I ran the code by using your provided default configs (editing_wo_dialog.yml, img_res: 1024, is_real_image: False), however, I got the following results and a pure color start_imag.png, I'm not sure what the problem:

2021-11-19 15:43:02,338.338 - INFO:   name: editing_wo_dialog
  img_res: 1024
  latent_code_path: ./download/editing_data/teaser_latent_code.npz.npy
  latent_code_index: 38
  inversion:[
    is_real_image: False
    img_path: ./download/real_images/annehathaway.png
    crop_img: True
    device: cuda
    img_mse_weight: 1.0
    step: 600
    noise: 0.05
    noise_ramp: 0.75
    lr: 0.1
    lr_gen: 0.0001
  ]
  use_tb_logger: True
  set_CUDA_VISIBLE_DEVICES: None
  gpu_ids: [3]
  attribute: Eyeglasses
  model_type: FieldFunctionModel
  fix_layers: True
  replaced_layers_128: 8
  replaced_layers_1024: 10
  manual_seed: 2021
  confidence_thresh: 0
  max_cls_num: 5
  min_cls_num: 0
  max_trials_num: 100
  print_every: False
  transform_z_to_w: False
  num_layer: 8
  hidden_dim: 512
  leaky_relu_neg_slope: 0.2
  attr_file: ./configs/attributes_5.json
  baseline: classification
  use_sigmoid: True
  gt_remapping_file: None
  predictor_ckpt_128: ./download/pretrained_models/predictor_128.pth.tar
  predictor_ckpt_1024: ./download/pretrained_models/predictor_1024.pth.tar
  latent_dim: 512
  n_mlp: 8
  channel_multiplier_128: 1
  channel_multiplier_1024: 2
  generator_ckpt_128: ./download/pretrained_models/stylegan2_128.pt
  generator_ckpt_1024: ./download/pretrained_models/stylegan2_1024.pth
  latent_space: w
  has_dialog: False
  device_name: gpu
  pretrained_field_128:[
    Bangs: ./download/pretrained_models/128_field/Bangs.pth
    Eyeglasses: ./download/pretrained_models/128_field/Eyeglasses.pth
    No_Beard: ./download/pretrained_models/128_field/No_Beard.pth
    Smiling: ./download/pretrained_models/128_field/Smiling.pth
    Young: ./download/pretrained_models/128_field/Young.pth
  ]
  pretrained_field_1024:[
    Bangs: ./download/pretrained_models/1024_field/Bangs.pth
    Eyeglasses: ./download/pretrained_models/1024_field/Eyeglasses.pth
    No_Beard: ./download/pretrained_models/1024_field/No_Beard.pth
    Smiling: ./download/pretrained_models/1024_field/Smiling.pth
    Young: ./download/pretrained_models/1024_field/Young.pth
  ]
  attr_to_idx:[
    Bangs: 0
    Eyeglasses: 1
    No_Beard: 2
    Smiling: 3
    Young: 4
  ]
  is_train: False
  attr_list: ['Bangs', 'Eyeglasses', 'No_Beard', 'Smiling', 'Young']
  attr_dict:[
    Bangs: 0
    Eyeglasses: 1
    No_Beard: 2
    Smiling: 3
    Young: 4
  ]
  channel_multiplier: 2
  pretrained_field:[
    Bangs: ./download/pretrained_models/1024_field/Bangs.pth
    Eyeglasses: ./download/pretrained_models/1024_field/Eyeglasses.pth
    No_Beard: ./download/pretrained_models/1024_field/No_Beard.pth
    Smiling: ./download/pretrained_models/1024_field/Smiling.pth
    Young: ./download/pretrained_models/1024_field/Young.pth
  ]
  predictor_ckpt: ./download/pretrained_models/predictor_1024.pth.tar
  generator_ckpt: ./download/pretrained_models/stylegan2_1024.pth
  replaced_layers: 10

2021-11-19 15:43:12,266.266 - INFO: Sorry, we are unable to edit this attribute. Perhaps we can try something else.
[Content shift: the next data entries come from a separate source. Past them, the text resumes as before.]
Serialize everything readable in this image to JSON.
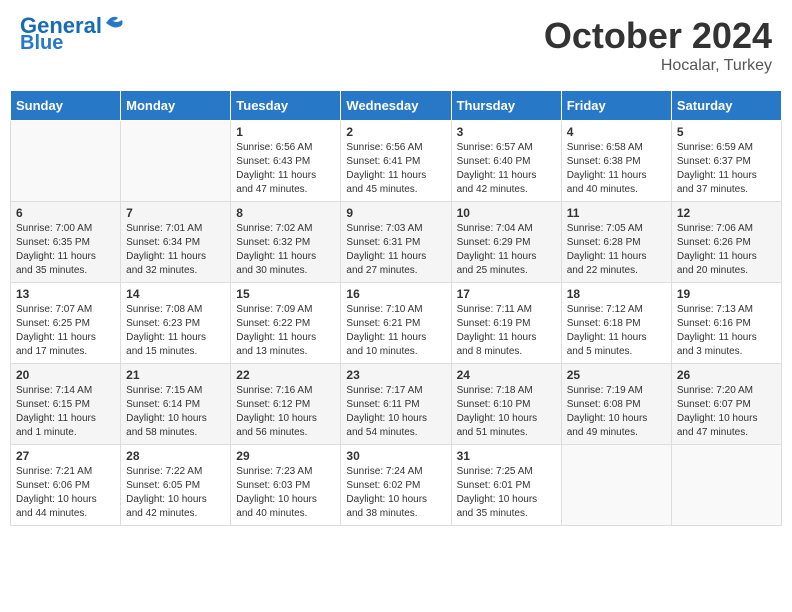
{
  "header": {
    "logo_line1": "General",
    "logo_line2": "Blue",
    "month": "October 2024",
    "location": "Hocalar, Turkey"
  },
  "days_of_week": [
    "Sunday",
    "Monday",
    "Tuesday",
    "Wednesday",
    "Thursday",
    "Friday",
    "Saturday"
  ],
  "weeks": [
    [
      {
        "day": "",
        "info": ""
      },
      {
        "day": "",
        "info": ""
      },
      {
        "day": "1",
        "info": "Sunrise: 6:56 AM\nSunset: 6:43 PM\nDaylight: 11 hours and 47 minutes."
      },
      {
        "day": "2",
        "info": "Sunrise: 6:56 AM\nSunset: 6:41 PM\nDaylight: 11 hours and 45 minutes."
      },
      {
        "day": "3",
        "info": "Sunrise: 6:57 AM\nSunset: 6:40 PM\nDaylight: 11 hours and 42 minutes."
      },
      {
        "day": "4",
        "info": "Sunrise: 6:58 AM\nSunset: 6:38 PM\nDaylight: 11 hours and 40 minutes."
      },
      {
        "day": "5",
        "info": "Sunrise: 6:59 AM\nSunset: 6:37 PM\nDaylight: 11 hours and 37 minutes."
      }
    ],
    [
      {
        "day": "6",
        "info": "Sunrise: 7:00 AM\nSunset: 6:35 PM\nDaylight: 11 hours and 35 minutes."
      },
      {
        "day": "7",
        "info": "Sunrise: 7:01 AM\nSunset: 6:34 PM\nDaylight: 11 hours and 32 minutes."
      },
      {
        "day": "8",
        "info": "Sunrise: 7:02 AM\nSunset: 6:32 PM\nDaylight: 11 hours and 30 minutes."
      },
      {
        "day": "9",
        "info": "Sunrise: 7:03 AM\nSunset: 6:31 PM\nDaylight: 11 hours and 27 minutes."
      },
      {
        "day": "10",
        "info": "Sunrise: 7:04 AM\nSunset: 6:29 PM\nDaylight: 11 hours and 25 minutes."
      },
      {
        "day": "11",
        "info": "Sunrise: 7:05 AM\nSunset: 6:28 PM\nDaylight: 11 hours and 22 minutes."
      },
      {
        "day": "12",
        "info": "Sunrise: 7:06 AM\nSunset: 6:26 PM\nDaylight: 11 hours and 20 minutes."
      }
    ],
    [
      {
        "day": "13",
        "info": "Sunrise: 7:07 AM\nSunset: 6:25 PM\nDaylight: 11 hours and 17 minutes."
      },
      {
        "day": "14",
        "info": "Sunrise: 7:08 AM\nSunset: 6:23 PM\nDaylight: 11 hours and 15 minutes."
      },
      {
        "day": "15",
        "info": "Sunrise: 7:09 AM\nSunset: 6:22 PM\nDaylight: 11 hours and 13 minutes."
      },
      {
        "day": "16",
        "info": "Sunrise: 7:10 AM\nSunset: 6:21 PM\nDaylight: 11 hours and 10 minutes."
      },
      {
        "day": "17",
        "info": "Sunrise: 7:11 AM\nSunset: 6:19 PM\nDaylight: 11 hours and 8 minutes."
      },
      {
        "day": "18",
        "info": "Sunrise: 7:12 AM\nSunset: 6:18 PM\nDaylight: 11 hours and 5 minutes."
      },
      {
        "day": "19",
        "info": "Sunrise: 7:13 AM\nSunset: 6:16 PM\nDaylight: 11 hours and 3 minutes."
      }
    ],
    [
      {
        "day": "20",
        "info": "Sunrise: 7:14 AM\nSunset: 6:15 PM\nDaylight: 11 hours and 1 minute."
      },
      {
        "day": "21",
        "info": "Sunrise: 7:15 AM\nSunset: 6:14 PM\nDaylight: 10 hours and 58 minutes."
      },
      {
        "day": "22",
        "info": "Sunrise: 7:16 AM\nSunset: 6:12 PM\nDaylight: 10 hours and 56 minutes."
      },
      {
        "day": "23",
        "info": "Sunrise: 7:17 AM\nSunset: 6:11 PM\nDaylight: 10 hours and 54 minutes."
      },
      {
        "day": "24",
        "info": "Sunrise: 7:18 AM\nSunset: 6:10 PM\nDaylight: 10 hours and 51 minutes."
      },
      {
        "day": "25",
        "info": "Sunrise: 7:19 AM\nSunset: 6:08 PM\nDaylight: 10 hours and 49 minutes."
      },
      {
        "day": "26",
        "info": "Sunrise: 7:20 AM\nSunset: 6:07 PM\nDaylight: 10 hours and 47 minutes."
      }
    ],
    [
      {
        "day": "27",
        "info": "Sunrise: 7:21 AM\nSunset: 6:06 PM\nDaylight: 10 hours and 44 minutes."
      },
      {
        "day": "28",
        "info": "Sunrise: 7:22 AM\nSunset: 6:05 PM\nDaylight: 10 hours and 42 minutes."
      },
      {
        "day": "29",
        "info": "Sunrise: 7:23 AM\nSunset: 6:03 PM\nDaylight: 10 hours and 40 minutes."
      },
      {
        "day": "30",
        "info": "Sunrise: 7:24 AM\nSunset: 6:02 PM\nDaylight: 10 hours and 38 minutes."
      },
      {
        "day": "31",
        "info": "Sunrise: 7:25 AM\nSunset: 6:01 PM\nDaylight: 10 hours and 35 minutes."
      },
      {
        "day": "",
        "info": ""
      },
      {
        "day": "",
        "info": ""
      }
    ]
  ]
}
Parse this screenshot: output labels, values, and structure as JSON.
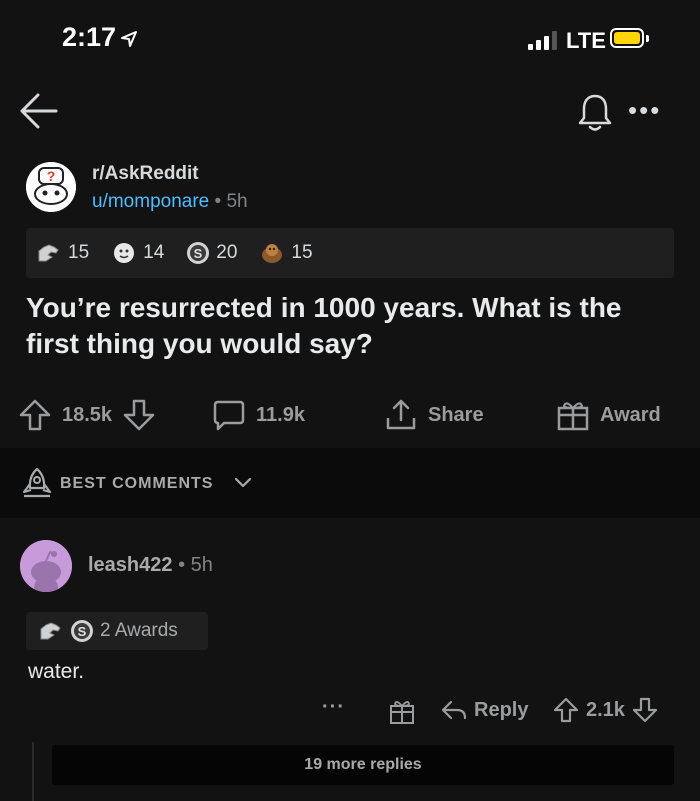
{
  "status_bar": {
    "time": "2:17",
    "network": "LTE"
  },
  "post": {
    "subreddit": "r/AskReddit",
    "username": "u/momponare",
    "separator": "•",
    "age": "5h",
    "awards": [
      {
        "icon": "silver-hand-award-icon",
        "count": "15"
      },
      {
        "icon": "wholesome-award-icon",
        "count": "14"
      },
      {
        "icon": "s-coin-award-icon",
        "count": "20"
      },
      {
        "icon": "helpful-award-icon",
        "count": "15"
      }
    ],
    "title": "You’re resurrected in 1000 years. What is the first thing you would say?",
    "votes": "18.5k",
    "comments": "11.9k",
    "share_label": "Share",
    "award_label": "Award"
  },
  "sort": {
    "label": "BEST COMMENTS"
  },
  "comment": {
    "username": "leash422",
    "separator": "•",
    "age": "5h",
    "awards_label": "2 Awards",
    "body": "water.",
    "more": "···",
    "reply_label": "Reply",
    "votes": "2.1k",
    "more_replies": "19 more replies"
  },
  "colors": {
    "background": "#121212",
    "link": "#4fbcff",
    "battery": "#ffd60a",
    "comment_avatar": "#c79ad9"
  }
}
BTW, my running environment is:

torch                   1.9.1
python                3.7.11
RTX3090

And when I ran the code the first time, I got some nvcc error, and I googled it and set a environment variable TORCH_CUDA_ARCH_LIST=7.5 to make all things goes well. I'm not sure whether my environment settings have the relationships with the unexpected results.

yumingj commented 2 years ago

It seems that your environment is wrong. If you use the provided config, the program will synthesize an image same as the teaser image in our paper rather than a pure color image.

zhanghm1995 commented 2 years ago

Thanks for your kindly and quickly response. It indeed because of the running environment. When I changed the new running environment I ran things all ok.

Thank you again.